Semeraro rimarca che “queste vittime sono figlie della precarietà stessa del lavoro, dell’utilizzo degli appalti e dei mancati investimenti sul personale ispettivo. Su quest’ultimo punto, non possiamo dimenticare l’inadeguatezza di un governo che, nonostante le promesse, ha deciso di non investire - attraverso nuove assunzioni, dotando gli ispettori di mezzi e risorse - sul tema della sicurezza sul lavoro”.
La segretaria generale Cgil Torino così conclude: “Quella della Thyssen non è stata una tragica fatalità, ma ha dei responsabili, colpevoli di aver pensato agli utili e non alla vita dei propri operai. È nostro dovere ricordare quei nomi, le loro storie, le loro vite, stare accanto ai loro familiari, perché non si può morire sul lavoro”.
Il processo e le condanne
L’ipotesi di reato formulata dai pubblici ministeri a carico dell'amministratore delegato Herald Espenhahn è di omicidio volontario con dolo eventuale e incendio doloso, mentre altri cinque dirigenti (Marco Pucci, Gerald Priegnitz, Daniele Moroni, Raffaele Salerno e Cosimo Cafueri) sono accusati di omicidio colposo e incendio colposo, con l'aggravante della previsione dell'evento. Anche la ThyssenKrupp viene rinviata a giudizio in quanto persona giuridica.

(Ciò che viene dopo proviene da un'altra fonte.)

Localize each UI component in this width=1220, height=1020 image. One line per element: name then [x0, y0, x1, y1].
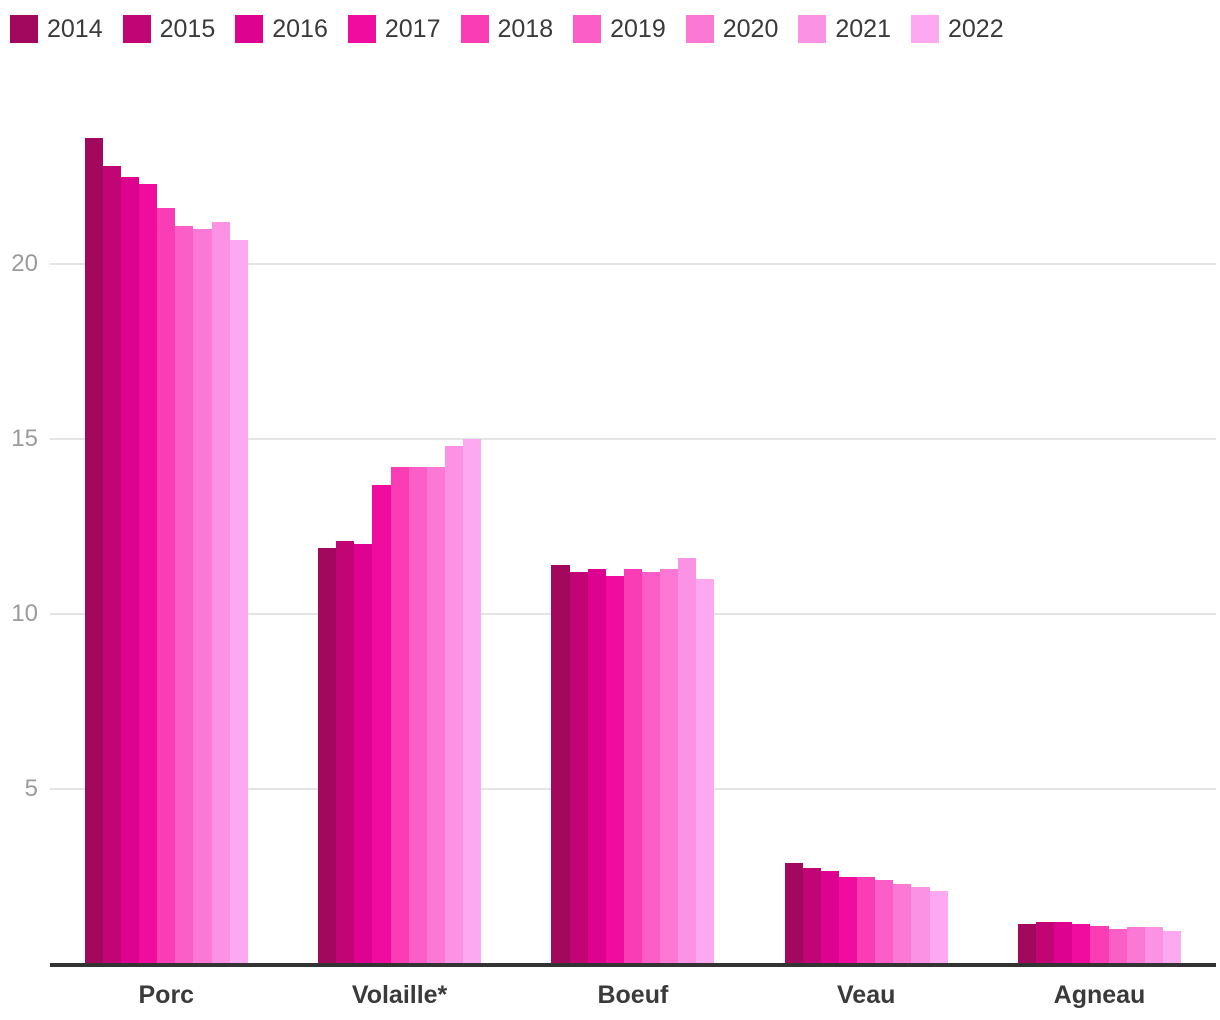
legend-swatch-2022	[911, 15, 939, 43]
bar-agneau-2020[interactable]	[1126, 927, 1145, 965]
bar-boeuf-2014[interactable]	[551, 565, 570, 964]
bar-veau-2022[interactable]	[929, 890, 948, 964]
legend-label-2020: 2020	[722, 15, 779, 43]
bar-volaille-2018[interactable]	[390, 467, 409, 964]
category-label-porc: Porc	[138, 981, 195, 1009]
legend-swatch-2018	[460, 15, 489, 43]
legend-label-2014: 2014	[47, 15, 103, 43]
bar-boeuf-2022[interactable]	[696, 579, 715, 964]
legend-label-2017: 2017	[384, 15, 441, 43]
bar-volaille-2016[interactable]	[354, 544, 373, 964]
gridline-20	[50, 263, 1216, 265]
bar-veau-2015[interactable]	[802, 867, 821, 965]
bar-boeuf-2018[interactable]	[623, 568, 642, 964]
legend-item-2018[interactable]: 2018	[460, 14, 554, 44]
bar-veau-2020[interactable]	[893, 883, 912, 964]
x-axis-line	[50, 963, 1216, 967]
legend-item-2022[interactable]: 2022	[911, 14, 1004, 44]
bar-veau-2018[interactable]	[857, 876, 876, 964]
bar-porc-2020[interactable]	[193, 229, 212, 964]
legend-swatch-2020	[685, 15, 714, 43]
bar-boeuf-2021[interactable]	[678, 558, 697, 964]
bar-veau-2014[interactable]	[784, 862, 803, 964]
bar-porc-2021[interactable]	[211, 222, 230, 964]
bar-agneau-2021[interactable]	[1144, 927, 1163, 965]
bar-porc-2016[interactable]	[121, 176, 140, 964]
y-tick-label-15: 15	[11, 425, 38, 452]
legend-label-2015: 2015	[159, 15, 216, 43]
bar-agneau-2022[interactable]	[1162, 930, 1181, 965]
bar-porc-2019[interactable]	[175, 225, 194, 964]
legend-item-2021[interactable]: 2021	[798, 14, 891, 44]
legend-label-2022: 2022	[948, 15, 1004, 43]
bar-volaille-2022[interactable]	[462, 439, 482, 964]
gridline-15	[50, 438, 1216, 440]
legend-label-2016: 2016	[272, 15, 328, 43]
bar-porc-2017[interactable]	[139, 183, 158, 964]
bar-agneau-2017[interactable]	[1072, 923, 1091, 965]
bar-porc-2015[interactable]	[102, 166, 122, 964]
bar-agneau-2018[interactable]	[1090, 925, 1109, 964]
bar-volaille-2019[interactable]	[408, 467, 427, 964]
bar-veau-2017[interactable]	[839, 876, 858, 964]
legend-swatch-2015	[122, 15, 151, 43]
bar-agneau-2014[interactable]	[1018, 923, 1037, 965]
bar-boeuf-2015[interactable]	[569, 572, 588, 964]
legend-swatch-2016	[235, 15, 264, 43]
category-label-veau: Veau	[837, 981, 896, 1009]
bar-agneau-2015[interactable]	[1036, 922, 1055, 964]
bar-volaille-2015[interactable]	[336, 540, 355, 964]
category-label-boeuf: Boeuf	[597, 981, 669, 1009]
y-tick-label-10: 10	[11, 600, 38, 627]
legend-label-2018: 2018	[497, 15, 554, 43]
bar-volaille-2021[interactable]	[444, 446, 463, 964]
category-label-volaille: Volaille*	[351, 981, 448, 1009]
bar-porc-2014[interactable]	[84, 138, 103, 964]
bar-agneau-2019[interactable]	[1108, 929, 1127, 964]
bar-boeuf-2019[interactable]	[641, 572, 661, 964]
legend-swatch-2019	[573, 15, 602, 43]
bar-agneau-2016[interactable]	[1054, 922, 1073, 964]
legend-item-2020[interactable]: 2020	[685, 14, 779, 44]
bar-veau-2019[interactable]	[875, 880, 894, 964]
legend-label-2019: 2019	[610, 15, 666, 43]
y-tick-label-5: 5	[24, 775, 38, 802]
legend-swatch-2014	[10, 15, 38, 43]
bar-boeuf-2020[interactable]	[660, 568, 679, 964]
bar-porc-2018[interactable]	[157, 208, 176, 964]
legend: 2014 2015 2016 2017 2018 2019 2020 2021 2022	[10, 14, 1024, 44]
bar-volaille-2014[interactable]	[318, 547, 337, 964]
legend-item-2016[interactable]: 2016	[235, 14, 328, 44]
legend-swatch-2017	[347, 15, 376, 43]
bar-porc-2022[interactable]	[229, 239, 248, 964]
bar-boeuf-2016[interactable]	[587, 568, 606, 964]
legend-item-2014[interactable]: 2014	[10, 14, 103, 44]
legend-item-2015[interactable]: 2015	[122, 14, 216, 44]
bar-volaille-2017[interactable]	[372, 484, 391, 964]
legend-item-2019[interactable]: 2019	[573, 14, 666, 44]
legend-label-2021: 2021	[835, 15, 891, 43]
legend-item-2017[interactable]: 2017	[347, 14, 441, 44]
bar-boeuf-2017[interactable]	[605, 575, 624, 964]
bar-veau-2021[interactable]	[911, 887, 930, 964]
legend-swatch-2021	[798, 15, 827, 43]
bar-volaille-2020[interactable]	[426, 467, 445, 964]
y-tick-label-20: 20	[11, 250, 38, 277]
category-label-agneau: Agneau	[1053, 981, 1146, 1009]
bar-veau-2016[interactable]	[820, 871, 840, 965]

Il 15 aprile 2011 la Corte d'assise di Torino conferma i capi d'imputazione a carico di Espenhahn, condannandolo a 16 anni e sei mesi di reclusione. Agli altri cinque manager sono inflitte pene che vanno dai 10 anni e dieci mesi ai 13 anni e sei mesi. Il 28 febbraio 2013 la Corte d'assise d'appello, derubricando il reato da omicidio volontario a omicidio colposo, riduce le pene: 10 anni a Espenhahn, da 7 a 9 anni per i cinque dirigenti.
Il 24 aprile 2014 la Cassazione, pur riconoscendo le colpe di imputati e azienda, ordina un nuovo processo d'appello per la ridefinizione delle pene (che però non potranno aumentare). Il 29 maggio 2015 la Corte d'Appello di Torino condanna Espenhahn a 9 anni e otto mesi, per gli altri dirigenti le condanne vanno dai 6 anni e tre mesi ai 7 anni e sei mesi. Il 13 maggio 2016 la Cassazione conferma la sentenza, concludendo così il lungo percorso giudiziario.
Va ricordato, infine, che Harald Espenhahn è stato arrestato in Germania soltanto il 10 agosto 2023. Condannato nel proprio Paese a cinque anni per omicidio colposo, l’amministratore delegato di ThyssenKrupp non aveva fino a quella data fatto un solo giorno di carcere, nonostante il tribunale tedesco avesse confermato la sentenza italiana. Sconterà la pena in regime di semilibertà.